Speaker: Andrej Risteski, Associate Professor, Machine Learning Department, Carnegie Mellon University
Registration for all CUID holders is preferred. If you do not have an active CUID, registration is required and is due at 12:00 PM the day prior to the seminar. Unfortunately, we cannot guarantee entrance to Columbia’s Morningside campus if you register following 12:00 PM the day prior to the seminar. Thank you for understanding!
REGISTER
Title: Architectural Choices in Scientific ML: A View Through the Lens of Theory
Abstract:
In deep learning, small architectural changes—such as residual connections or normalization layers—have often had outsized impact. This talk examines how similar effects arise in recent applications of deep learning to the sciences. The central theme is that the architectural changes we identify are not suggested by current benchmarks, which remain much less mature than they are in image or language domains.
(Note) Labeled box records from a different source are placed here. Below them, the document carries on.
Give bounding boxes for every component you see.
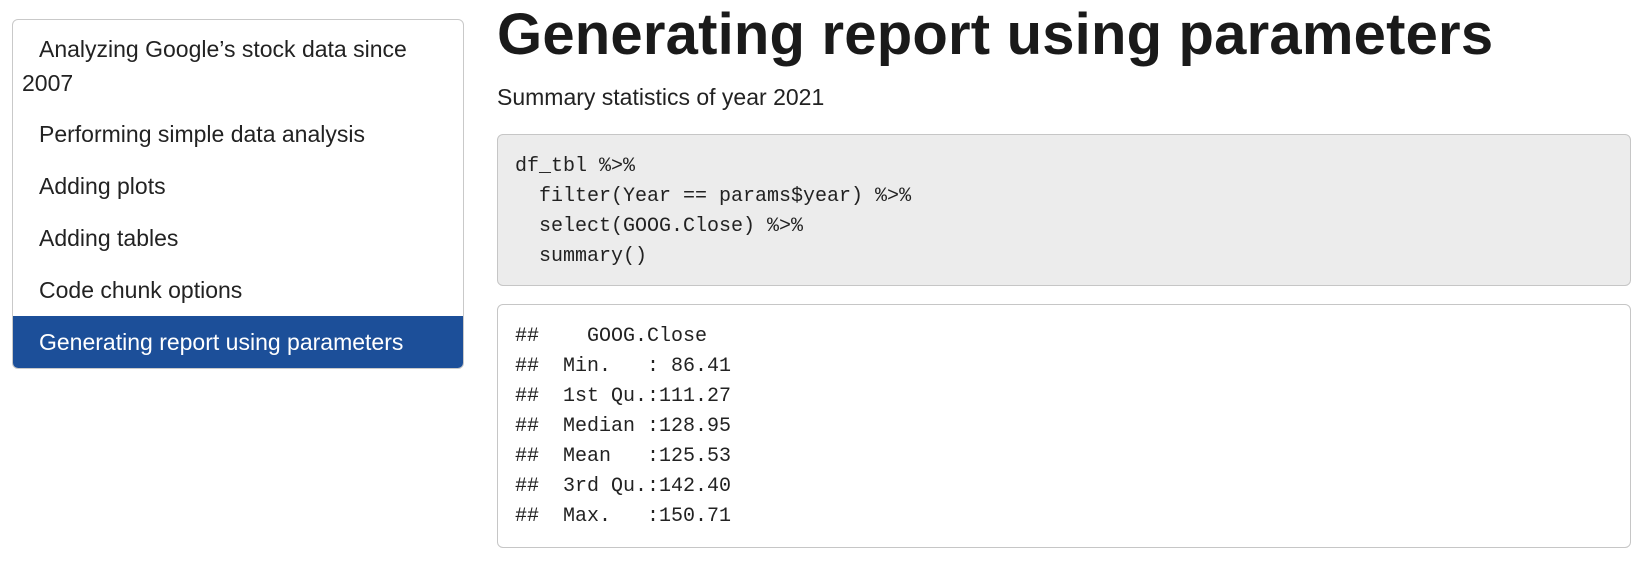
r-output-chunk: ## GOOG.Close ## Min. : 86.41 ## 1st Qu.:1… [497, 304, 1631, 548]
main-content: Generating report using parameters Summa… [497, 0, 1631, 548]
output-line: ## Median :128.95 [515, 415, 732, 438]
output-line: ## GOOG.Close [515, 325, 708, 348]
code-line: select(GOOG.Close) %>% [515, 215, 804, 238]
output-line: ## Max. :150.71 [515, 505, 732, 528]
toc-item-adding-plots[interactable]: Adding plots [39, 173, 166, 199]
toc-item-code-chunk-options[interactable]: Code chunk options [39, 277, 243, 303]
output-line: ## 1st Qu.:111.27 [515, 385, 732, 408]
output-line: ## Min. : 86.41 [515, 355, 732, 378]
table-of-contents: Analyzing Google’s stock data since 2007… [12, 19, 464, 369]
code-line: filter(Year == params$year) %>% [515, 185, 912, 208]
output-line: ## Mean :125.53 [515, 445, 732, 468]
toc-item-adding-tables[interactable]: Adding tables [39, 225, 179, 251]
code-line: df_tbl %>% [515, 155, 636, 178]
section-subtitle: Summary statistics of year 2021 [497, 84, 825, 110]
toc-item-analyzing-google-stock[interactable]: Analyzing Google’s stock data since 2007 [22, 36, 407, 96]
code-line: summary() [515, 245, 648, 268]
toc-item-simple-data-analysis[interactable]: Performing simple data analysis [39, 121, 365, 147]
toc-item-generating-report-active[interactable]: Generating report using parameters [13, 316, 463, 368]
page-title: Generating report using parameters [497, 2, 1494, 67]
output-line: ## 3rd Qu.:142.40 [515, 475, 732, 498]
r-code-chunk: df_tbl %>% filter(Year == params$year) %… [497, 134, 1631, 286]
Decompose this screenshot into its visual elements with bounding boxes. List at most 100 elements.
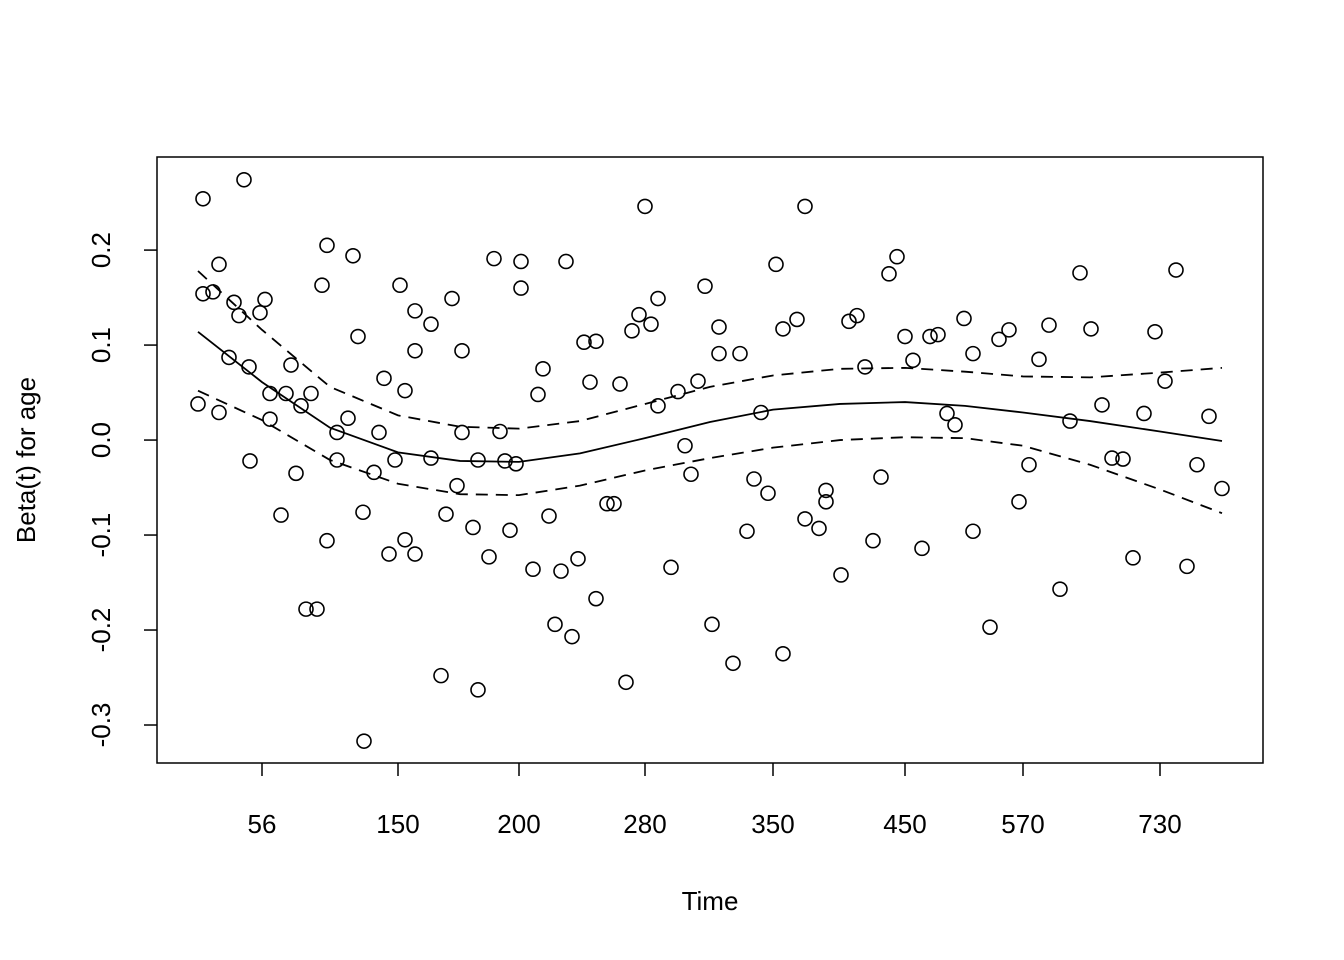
point (599, 495, 615, 512)
point (1201, 408, 1217, 425)
point (711, 319, 727, 335)
point (1136, 405, 1152, 422)
x-tick-label: 150 (376, 809, 419, 839)
point (221, 349, 237, 366)
point (319, 237, 335, 254)
point (1115, 451, 1131, 467)
point (438, 506, 454, 522)
point (1214, 480, 1230, 497)
point (746, 471, 762, 487)
point (1189, 456, 1205, 473)
point (371, 424, 387, 441)
point (502, 522, 518, 539)
point (865, 532, 881, 549)
y-tick-label: -0.3 (86, 703, 116, 748)
point (1041, 317, 1057, 333)
point (309, 601, 325, 617)
point (257, 291, 273, 308)
point (1104, 450, 1120, 466)
point (939, 405, 955, 422)
point (606, 495, 622, 512)
point (541, 508, 557, 524)
point (1094, 397, 1110, 413)
point (612, 376, 628, 392)
point (288, 465, 304, 482)
x-tick-label: 730 (1138, 809, 1181, 839)
point (881, 266, 897, 282)
x-tick-label: 350 (751, 809, 794, 839)
point (775, 321, 791, 337)
point (991, 331, 1007, 348)
point (965, 345, 981, 362)
point (889, 248, 905, 265)
x-axis-label: Time (682, 886, 739, 916)
point (704, 616, 720, 633)
y-tick-label: -0.1 (86, 513, 116, 558)
point (1179, 558, 1195, 575)
point (637, 198, 653, 215)
point (231, 307, 247, 324)
point (768, 256, 784, 273)
point (818, 482, 834, 499)
point (449, 477, 465, 494)
point (433, 667, 449, 684)
point (618, 674, 634, 691)
point (226, 294, 242, 311)
point (407, 303, 423, 319)
point (350, 328, 366, 345)
point (873, 469, 889, 485)
point (643, 316, 659, 332)
point (492, 423, 508, 440)
x-tick-label: 280 (623, 809, 666, 839)
point (663, 559, 679, 576)
point (356, 733, 372, 749)
point (345, 247, 361, 264)
point (588, 590, 604, 607)
point (775, 645, 791, 662)
point (486, 250, 502, 267)
y-tick-label: -0.2 (86, 608, 116, 653)
point (205, 284, 221, 300)
point (423, 316, 439, 332)
point (211, 404, 227, 421)
plot-frame (156, 156, 1264, 764)
point (841, 313, 857, 330)
point (381, 546, 397, 562)
point (897, 328, 913, 345)
point (789, 311, 805, 328)
point (849, 307, 865, 324)
point (252, 304, 268, 321)
point (857, 359, 873, 375)
curve (197, 331, 1223, 463)
point (732, 345, 748, 362)
point (481, 549, 497, 565)
point (293, 398, 309, 414)
point (930, 326, 946, 343)
point (407, 546, 423, 562)
point (677, 437, 693, 454)
point (1125, 550, 1141, 566)
point (1072, 265, 1088, 281)
point (576, 334, 592, 351)
point (582, 374, 598, 390)
point (914, 540, 930, 557)
point (1083, 321, 1099, 337)
point (947, 417, 963, 433)
point (570, 550, 586, 567)
point (725, 655, 741, 672)
point (340, 410, 356, 427)
point (303, 385, 319, 402)
point (376, 370, 392, 387)
point (624, 323, 640, 339)
point (236, 171, 252, 188)
point (1157, 373, 1173, 389)
point (397, 382, 413, 399)
point (397, 531, 413, 548)
point (525, 561, 541, 578)
point (547, 616, 563, 633)
point (760, 485, 776, 502)
point (195, 190, 211, 207)
point (513, 280, 529, 296)
point (558, 253, 574, 270)
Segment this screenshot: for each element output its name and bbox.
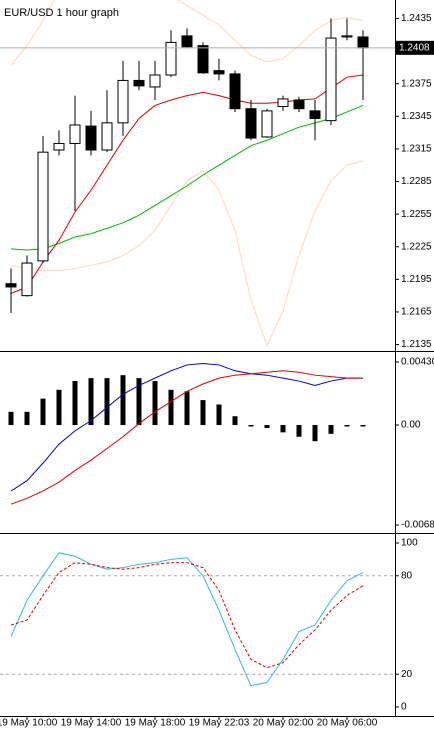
overlay-line bbox=[10, 0, 364, 66]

Instead, they become visible through the right theoretical lenses. We will showcase several vignettes spanning graph neural networks (GNNs), time-dependent partial-differential equations (PDEs), and steady-state PDEs.
The first setting concerns graphs with bottlenecks or hubs: augmenting GNNs with edge-level state yields (provable) gains under constraints on depth and memory. We establish this using techniques from time–space tradeoffs in theoretical computer science, and show that neither “symmetry-only” theoretical accounts nor standard GNN benchmarks would detect this separation. The next setting concerns time-dependent PDEs, where adding an explicit memory layer via state-space models (e.g. S4) has negligible effect under full observability, but substantial impact under partial observation. This kind of phenomenon is predicted by Mori–Zwanzig theory—which also inspired the architectural change. Finally, in steady-state PDEs and operator learning, we show that Deep Equilibrium Model (DEQ)-based architectural changes have efficiency and robustness benefits. Here, the design is motivated by representation-theoretic constructions that simulate “unrolled” gradient descent in function space.